03 — Access & brokers

How a foreign retail investor gets in

Brokers that serve non-residents

  • Interactive Brokers
  • Trade Republic / Scalable (EU-resident-focused)
  • Saxo Bank

Choosing a platform? Compare Vested, INDmoney, IBKR & Rovia →

KYC & onboarding

Passport + tax residency; no German residency required.

04 — Tax & regulatory

What gets taxed, by whom

Headline tax treatment for foreign retail investors. Specific situations — large holdings, real-estate-rich entities, treaty residency — can diverge. Always confirm with a qualified advisor.

Capital gains

Residents: 26.375% flat (25% + solidarity). Non-residents: generally exempt on German listed-share CG (except substantial holdings ≥1%).

Dividend withholding

26.375% statutory for non-residents; reducible to treaty rate via refund.

India DTAA

Yes — India–Germany DTAA: 10% on dividends (you reclaim the 16.375% excess via Bundeszentralamt für Steuern).

05 — For Indian residents

The India-specific angle

What changes when you're investing from India — LRS eligibility, Indian feeder-fund options, and the tax / reporting gotchas you should know upfront.

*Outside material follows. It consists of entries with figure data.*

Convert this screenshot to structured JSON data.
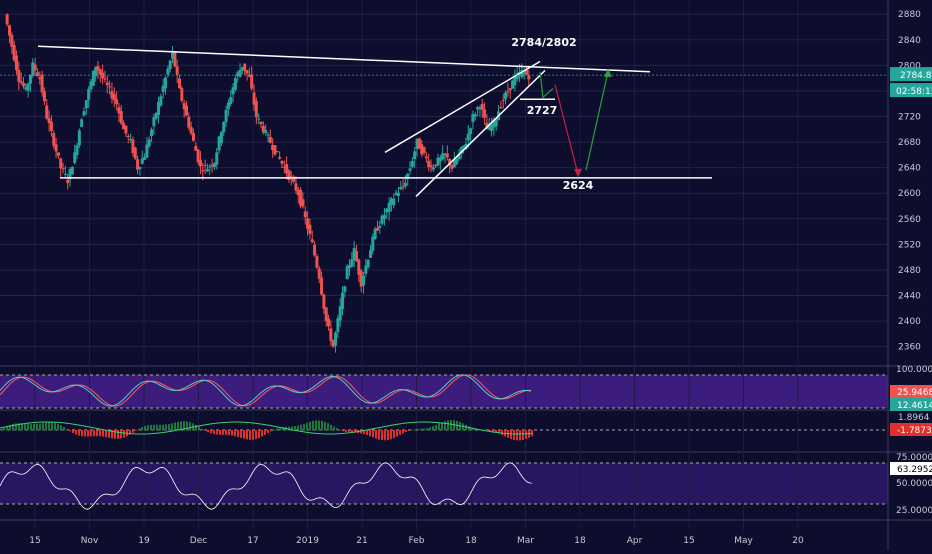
{
  "chart_data": [
    {
      "type": "candlestick",
      "title": "",
      "x_ticks": [
        "15",
        "Nov",
        "19",
        "Dec",
        "17",
        "2019",
        "21",
        "Feb",
        "18",
        "Mar",
        "18",
        "Apr",
        "15",
        "May",
        "20"
      ],
      "y_ticks": [
        "2360",
        "2400",
        "2440",
        "2480",
        "2520",
        "2560",
        "2600",
        "2640",
        "2680",
        "2720",
        "2760",
        "2800",
        "2840",
        "2880"
      ],
      "ylim": [
        2336,
        2896
      ],
      "last_price": "2784.8",
      "countdown": "02:58:13",
      "annotations": [
        {
          "text": "2784/2802",
          "value": 2802
        },
        {
          "text": "2727",
          "value": 2727
        },
        {
          "text": "2624",
          "value": 2624
        }
      ],
      "levels": {
        "support": 2624,
        "resistance_start": 2830,
        "resistance_end": 2790
      },
      "closes_approx": [
        2880,
        2830,
        2780,
        2760,
        2800,
        2780,
        2720,
        2680,
        2640,
        2620,
        2660,
        2720,
        2760,
        2800,
        2780,
        2760,
        2740,
        2700,
        2680,
        2640,
        2660,
        2700,
        2740,
        2780,
        2820,
        2760,
        2720,
        2680,
        2640,
        2640,
        2650,
        2700,
        2740,
        2780,
        2800,
        2780,
        2720,
        2700,
        2680,
        2660,
        2640,
        2620,
        2600,
        2560,
        2520,
        2470,
        2400,
        2360,
        2420,
        2480,
        2510,
        2460,
        2500,
        2540,
        2560,
        2580,
        2600,
        2610,
        2640,
        2680,
        2660,
        2640,
        2650,
        2660,
        2640,
        2660,
        2680,
        2720,
        2740,
        2700,
        2710,
        2740,
        2760,
        2780,
        2790,
        2784
      ]
    },
    {
      "type": "line",
      "indicator": "stochastic",
      "y_ticks": [
        "100.0000"
      ],
      "badges": [
        "25.9468",
        "12.4614"
      ],
      "colors": {
        "k": "#4fd1c5",
        "d": "#ff5a5a",
        "band": "#4b1c86"
      }
    },
    {
      "type": "bar",
      "indicator": "histogram",
      "badges": [
        "1.8964",
        "-1.7873"
      ],
      "colors": {
        "positive": "#1e7a3a",
        "negative": "#e0302b",
        "line": "#3bd16f"
      }
    },
    {
      "type": "line",
      "indicator": "rsi",
      "y_ticks": [
        "75.0000",
        "50.0000",
        "25.0000"
      ],
      "badges": [
        "63.2952"
      ],
      "colors": {
        "line": "#ffffff",
        "band": "#3a1a6e"
      }
    }
  ]
}
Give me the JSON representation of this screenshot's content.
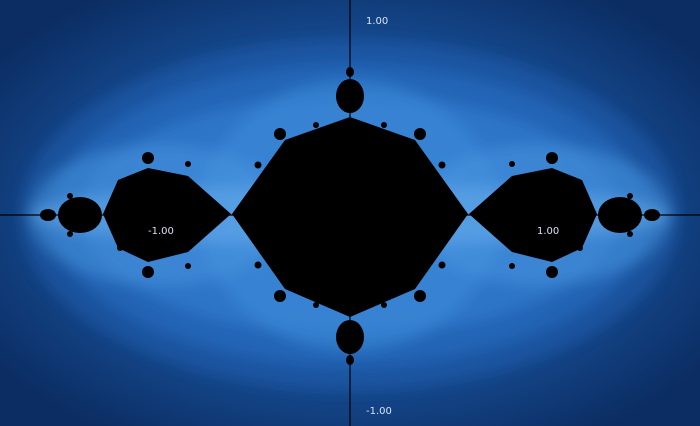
{
  "app": {
    "view": "fractal-viewer",
    "colors": {
      "background_outer": "#0b2d63",
      "glow_inner": "#9fd3ff",
      "set_fill": "#000000",
      "axis": "#000000",
      "label": "#d6e2f2"
    }
  },
  "axes": {
    "x_labels": {
      "left": "-1.00",
      "right": "1.00"
    },
    "y_labels": {
      "top": "1.00",
      "bottom": "-1.00"
    },
    "x_range": [
      -1.8,
      1.8
    ],
    "y_range": [
      -1.1,
      1.1
    ]
  },
  "fractal": {
    "type": "filled-julia-set",
    "c_real": -1.0,
    "c_imag": 0.0,
    "shading": "blue glow bands"
  }
}
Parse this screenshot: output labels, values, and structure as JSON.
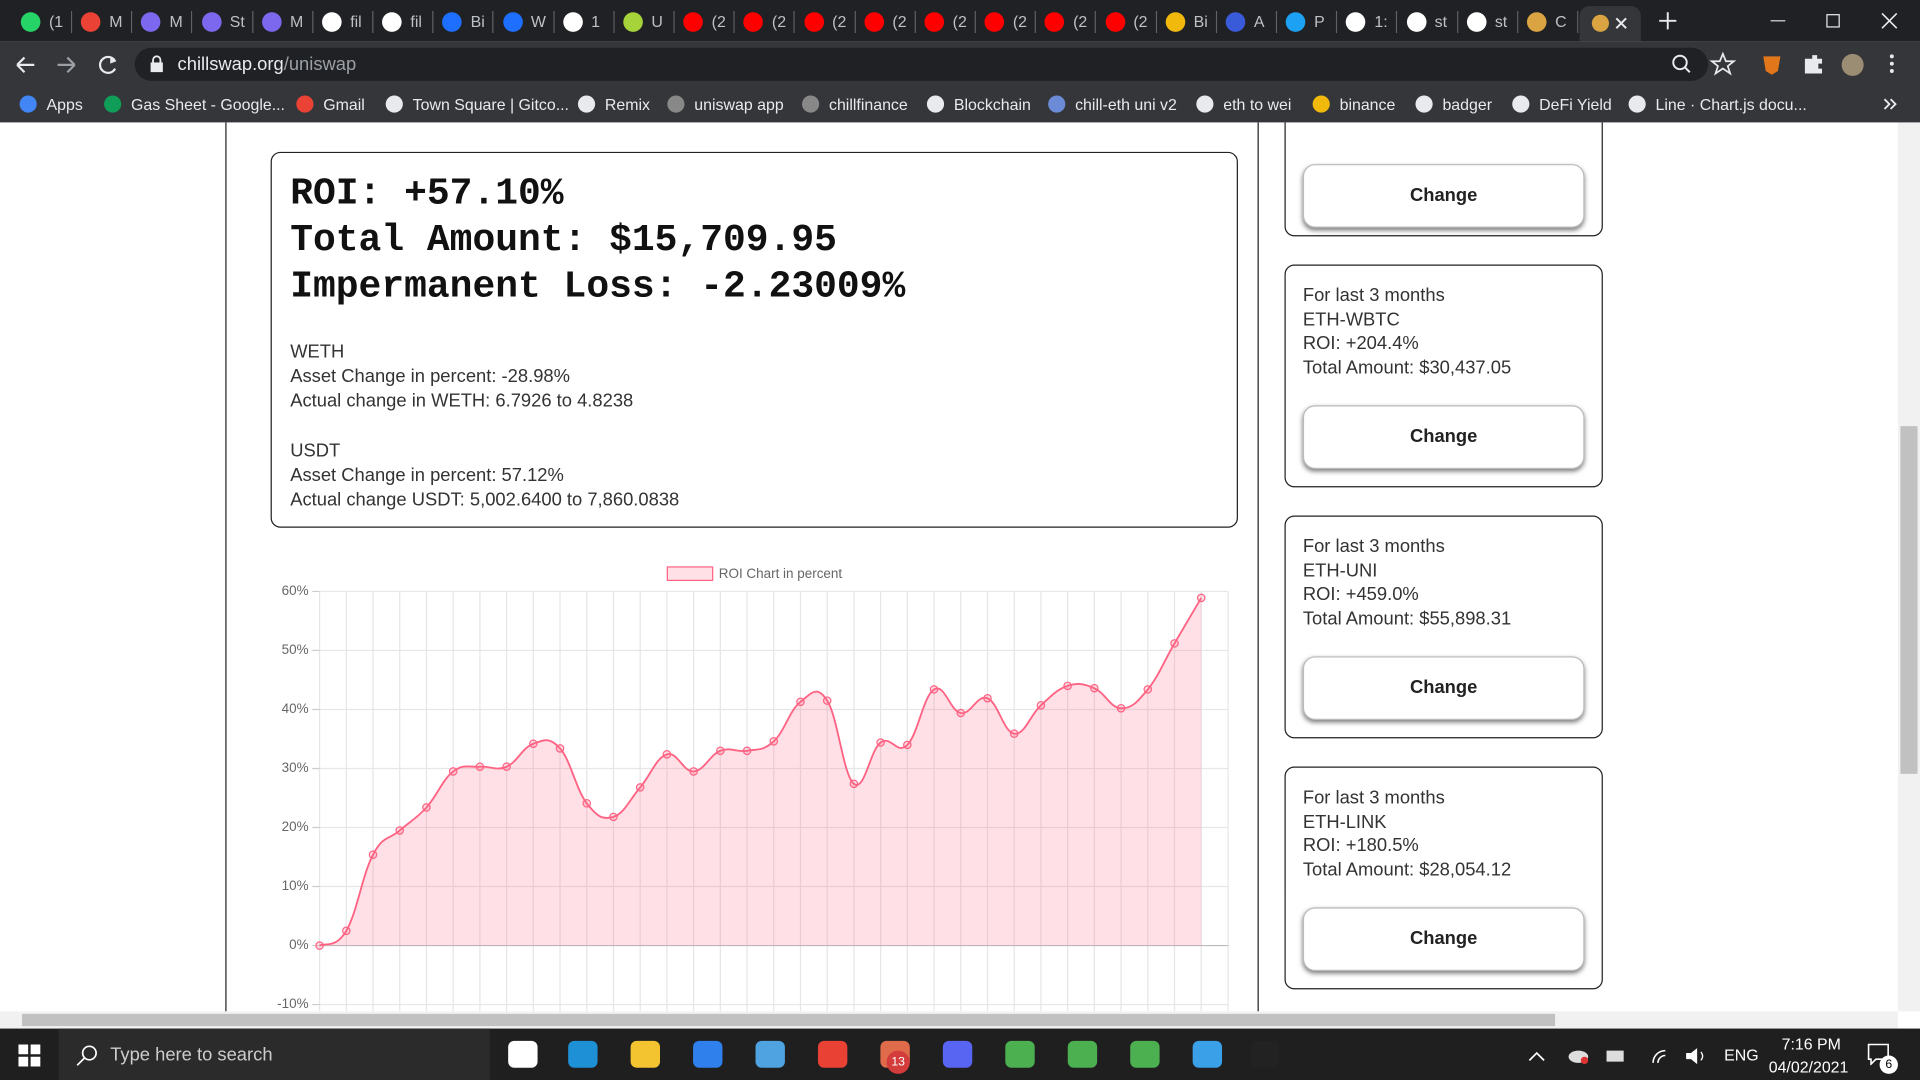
{
  "browser": {
    "tabs": [
      "(1",
      "M",
      "M",
      "St",
      "M",
      "fil",
      "fil",
      "Bi",
      "W",
      "1",
      "U",
      "(2",
      "(2",
      "(2",
      "(2",
      "(2",
      "(2",
      "(2",
      "(2",
      "Bi",
      "A",
      "P",
      "1:",
      "st",
      "st",
      "C"
    ],
    "url_host": "chillswap.org",
    "url_path": "/uniswap",
    "bookmarks": [
      "Apps",
      "Gas Sheet - Google...",
      "Gmail",
      "Town Square | Gitco...",
      "Remix",
      "uniswap app",
      "chillfinance",
      "Blockchain",
      "chill-eth uni v2",
      "eth to wei",
      "binance",
      "badger",
      "DeFi Yield",
      "Line · Chart.js docu..."
    ]
  },
  "result": {
    "roi": "ROI: +57.10%",
    "total": "Total Amount: $15,709.95",
    "loss": "Impermanent Loss: -2.23009%",
    "assets": [
      {
        "name": "WETH",
        "change": "Asset Change in percent: -28.98%",
        "actual": "Actual change in WETH: 6.7926 to 4.8238"
      },
      {
        "name": "USDT",
        "change": "Asset Change in percent: 57.12%",
        "actual": "Actual change USDT: 5,002.6400 to 7,860.0838"
      }
    ]
  },
  "chart_data": {
    "type": "line",
    "legend": "ROI Chart in percent",
    "color": "#ff6384",
    "fill": true,
    "grid": true,
    "categories": [
      null,
      null,
      null,
      null,
      null,
      null,
      null,
      null,
      null,
      null,
      null,
      null,
      null,
      null,
      null,
      null,
      null,
      null,
      null,
      null,
      null,
      null,
      null,
      null,
      null,
      null,
      null,
      null,
      null,
      null,
      null,
      null,
      null,
      null
    ],
    "values": [
      0,
      2.5,
      15.4,
      19.5,
      23.4,
      29.5,
      30.3,
      30.3,
      34.2,
      33.4,
      24.1,
      21.8,
      26.8,
      32.4,
      29.5,
      33,
      33,
      34.6,
      41.3,
      41.5,
      27.4,
      34.4,
      34,
      43.4,
      39.4,
      41.9,
      35.9,
      40.7,
      44,
      43.6,
      40.2,
      43.4,
      51.2,
      58.9
    ],
    "ylim": [
      -10,
      60
    ],
    "yticks": [
      {
        "value": -10,
        "label": "-10%"
      },
      {
        "value": 0,
        "label": "0%"
      },
      {
        "value": 10,
        "label": "10%"
      },
      {
        "value": 20,
        "label": "20%"
      },
      {
        "value": 30,
        "label": "30%"
      },
      {
        "value": 40,
        "label": "40%"
      },
      {
        "value": 50,
        "label": "50%"
      },
      {
        "value": 60,
        "label": "60%"
      }
    ]
  },
  "top_card": {
    "button": "Change"
  },
  "pools": [
    {
      "period": "For last 3 months",
      "pair": "ETH-WBTC",
      "roi": "ROI: +204.4%",
      "total": "Total Amount: $30,437.05",
      "button": "Change"
    },
    {
      "period": "For last 3 months",
      "pair": "ETH-UNI",
      "roi": "ROI: +459.0%",
      "total": "Total Amount: $55,898.31",
      "button": "Change"
    },
    {
      "period": "For last 3 months",
      "pair": "ETH-LINK",
      "roi": "ROI: +180.5%",
      "total": "Total Amount: $28,054.12",
      "button": "Change"
    }
  ],
  "taskbar": {
    "search": "Type here to search",
    "badge": "13",
    "lang": "ENG",
    "time": "7:16 PM",
    "date": "04/02/2021",
    "notifications": "6"
  }
}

Eligible under the Liberalised Remittance Scheme

Indian residents can remit up to $250,000 per FY to invest here, subject to 20% TCS above the threshold.

Indian feeder options

No Germany-specific feeder; broad Europe FoFs (Edelweiss Europe Dynamic Equity, ICICI Pru Global Stable Equity FoF) cover Germany.

Caveat / pitfall

Default 26.375% WHT is high. Reclaiming the excess down to treaty 10% is paperwork-heavy. Schedule FA disclosure mandatory.